Unassociated Document
December 17, 2009


VIA EDGAR

Mr. Blaise Rhodes
Staff Accountant
Division of Corporation Finance
Mail Stop 3561
United States Securities and Exchange Commission
100 F Street, NE
Washington, D.C. 20549-0404

Re:  Coach, Inc.
Form 10-K for Fiscal Year Ended June 27, 2009
Filed August 19, 2009
File No. 001-16153

Dear Mr. Rhodes:
Thank you for spending time with us to discuss the Staff’s November 6, 2009 letter to Coach, Inc. setting forth the Commission’s comments to our Form 10-K for the fiscal year ended June 27, 2009, as well as our responses to the Staff’s comments, contained in our correspondence letter filed on November 30, 2009.   The purpose of this correspondence is to provide the Staff with the additional information requested during our conference call.
Funding of the Coach Foundation that may be likely to occur in the future at smaller amounts will come from the Company’s operations, and we will not treat such funding as an item affecting comparability with the presentation of non-GAAP measures in our Form 10-Q or Form 10-K filings.  In the event that the foundation is funded in the future in a significant amount directly attributable to a newly-arising unusual, non-recurring item, the Company may treat such funding as an item affecting comparability and present non-GAAP measures, as we believe this information, along with the related disclosures could be beneficial to investors.  If the Company makes such disclosure for a future significant funding related to an unusual, non-recurring item, we will ensure compliance with all applicable guidance, including Item 10(e) of Regulation S-K and the Commission’s FAQ Regarding the Use of Non-GAAP Financial Measures.  We note, as further discussed in the following paragraph, that we do not anticipate any such unusual, non-recurring items in the near future.
To reiterate the comments from our November 30th correspondence, we believe the items affecting comparability in our Form 10-K for the fiscal year ended June 26, 2009 were highly unusual and unlikely to recur in the near future, and while these are our current expectations as of the date of this letter, we note that the Company’s results of operations could be materially affected by a number of factors, macroeconomic and other.  We can state with a high degree of certainty that the specific events that drove the tax adjustments in fiscal 2008 and 2009 will not recur. We also believe it is unlikely that other significant, unusual tax adjustments will recur in the near future, including through our 2010 fiscal year-end.

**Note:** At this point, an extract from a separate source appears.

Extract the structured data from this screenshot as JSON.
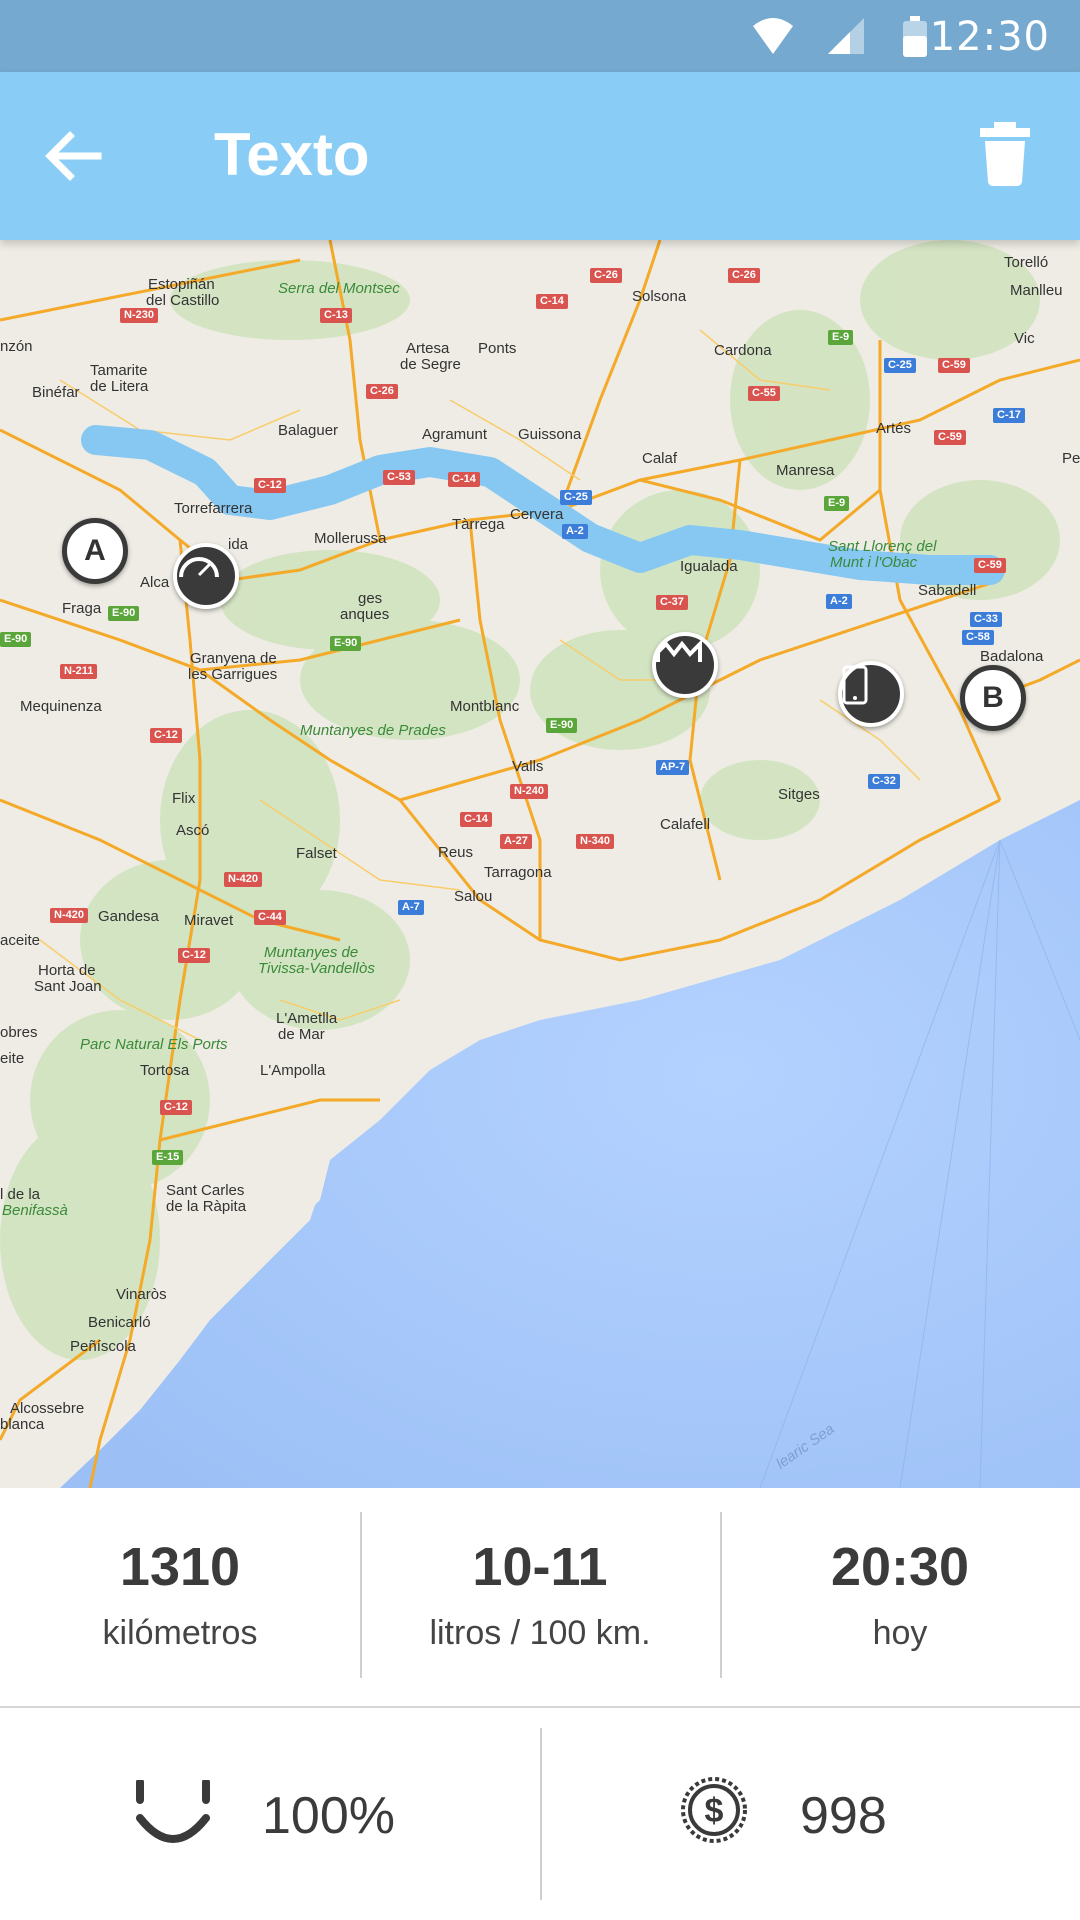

Additionally, we do not expect any significant charitable foundation contributions at any time in the near future, noting that the previous significant contributions were directly attributable to the discrete, unusual tax settlements.  Our cost savings measures in fiscal 2009 were highly unusual for the Company and we believe that any significant cost savings measures of this magnitude are unlikely to recur in the near future, including through our 2010 fiscal year-end.  The cost savings measures in fiscal 2009 included the closure of under-performing stores during the stores’ lease terms.  A significant point of note is that prior to these fiscal 2009 store closures, the Company in its history had never closed a store, except as allowed by the lease terms either as a result of natural expiration or otherwise, and similar closures are unlikely to recur in the near future, including through our 2010 fiscal year-end. Additionally, as noted in our November 30th correspondence, beginning with fiscal 2009 the Company’s Human Resource Committee resolution for incentive compensation goals for all employees excluded unusual charges or gains from measurement of corporate performance, and therefore adjustments to incentive compensation affecting comparability in connection with unusual, non-recurring items are not expected to recur in the foreseeable future.


In connection with the Staff’s comments and our responses, we would also like to acknowledge our understanding that the Company is responsible for the adequacy and accuracy of all disclosures in our filings; that staff comments or changes to disclosures in response to staff comments do not foreclose the Commission from taking any action with respect to the filings; and that the Company may not assert staff comments as a defense in any proceeding initiated by the Commission or any person under the federal securities laws of the United States. We believe that these responses address your comments.  If you have any further questions, please do not hesitate to call me directly at (212) 629-2240.

Sincerely,

/s/ Michael F. Devine, III                
Michael F. Devine, III
Executive Vice President and Chief Financial Officer

cc:
Ms. Tia Jenkins, Senior Assistant Chief Accountant - SEC Division of Corporation Finance
Mr. Brian Bhandari, Branch Chief – SEC Division of Corporate Finance
Mr. Lew Frankfort, Chairman and Chief Executive Officer of Coach, Inc.